Consider, for instance, the fate of the British pound. Not so long ago, every pound used to fetch just a few cents less than two dollars. The current value of the pound is only one dollar and fifty cents! It is also not the case that the decline in the dollar value of the rupee has been sharper than that of other currencies against the dollar. For instance, the decline in the dollar value of the Korean won or the Japanese yen has been several times more significant.

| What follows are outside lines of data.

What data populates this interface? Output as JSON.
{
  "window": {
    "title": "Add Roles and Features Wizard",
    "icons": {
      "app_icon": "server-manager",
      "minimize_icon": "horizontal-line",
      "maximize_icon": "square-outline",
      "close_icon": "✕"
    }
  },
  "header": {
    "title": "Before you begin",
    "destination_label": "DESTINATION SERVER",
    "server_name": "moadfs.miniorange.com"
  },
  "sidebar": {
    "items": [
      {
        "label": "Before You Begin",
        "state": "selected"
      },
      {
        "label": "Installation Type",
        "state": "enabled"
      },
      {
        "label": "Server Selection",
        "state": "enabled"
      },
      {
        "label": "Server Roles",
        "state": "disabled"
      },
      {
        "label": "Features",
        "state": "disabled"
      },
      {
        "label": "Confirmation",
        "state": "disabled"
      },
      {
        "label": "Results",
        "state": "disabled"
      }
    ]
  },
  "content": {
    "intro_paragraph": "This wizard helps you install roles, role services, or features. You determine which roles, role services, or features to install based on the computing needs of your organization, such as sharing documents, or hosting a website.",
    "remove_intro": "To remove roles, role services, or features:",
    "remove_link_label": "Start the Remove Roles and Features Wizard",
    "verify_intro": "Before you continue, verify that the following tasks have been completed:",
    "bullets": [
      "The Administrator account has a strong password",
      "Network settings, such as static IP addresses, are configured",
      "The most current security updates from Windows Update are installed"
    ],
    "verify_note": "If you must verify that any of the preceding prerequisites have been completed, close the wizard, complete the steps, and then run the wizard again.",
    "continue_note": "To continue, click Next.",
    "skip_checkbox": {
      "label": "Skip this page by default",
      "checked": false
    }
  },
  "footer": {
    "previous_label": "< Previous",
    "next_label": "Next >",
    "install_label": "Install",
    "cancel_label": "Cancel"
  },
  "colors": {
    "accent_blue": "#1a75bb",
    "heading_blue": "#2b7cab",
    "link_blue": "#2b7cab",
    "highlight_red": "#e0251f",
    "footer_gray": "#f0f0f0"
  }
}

The international situation is so fluid that it is foolhardy to make firm predictions about what is going to happen to the external value of the rupee in the immediate future. A year or so ago, the external value of the rupee surged upwards because of record inflows of foreign exchange due largely to huge investments by foreign institutional investors. With the Indian stock exchange on fire, India was then the favourite country amongst all emerging markets. Every foreign fund wanted a piece of the action and so the dollars flowed into the coffers of the Reserve Bank. The stock of foreign exchange reserves was also supplemented by relatively large remittances from Indians working abroad. In fact, the burgeoning foreign exchange reserves became an embarrassment of riches, and the RBI had to frequently intervene in the foreign exchange market in order to moderate the appreciation of the rupee.
The situation is dramatically different today. The Indian stock exchange has been amongst the worst performers in the world during 2008. Not surprisingly, foreign funds have been steadily withdrawing funds from India throughout the year. But what was earlier a trickle soon turned into a steady flow since the sensitive index seems to sink lower and lower. The worldwide financial crisis has also contributed to the outflow of foreign exchange from India — foreign funds have faced tremendous redemption pressures at home, and investors have had to withdraw funds from India and other emerging markets in order to meet their domestic payment obligations.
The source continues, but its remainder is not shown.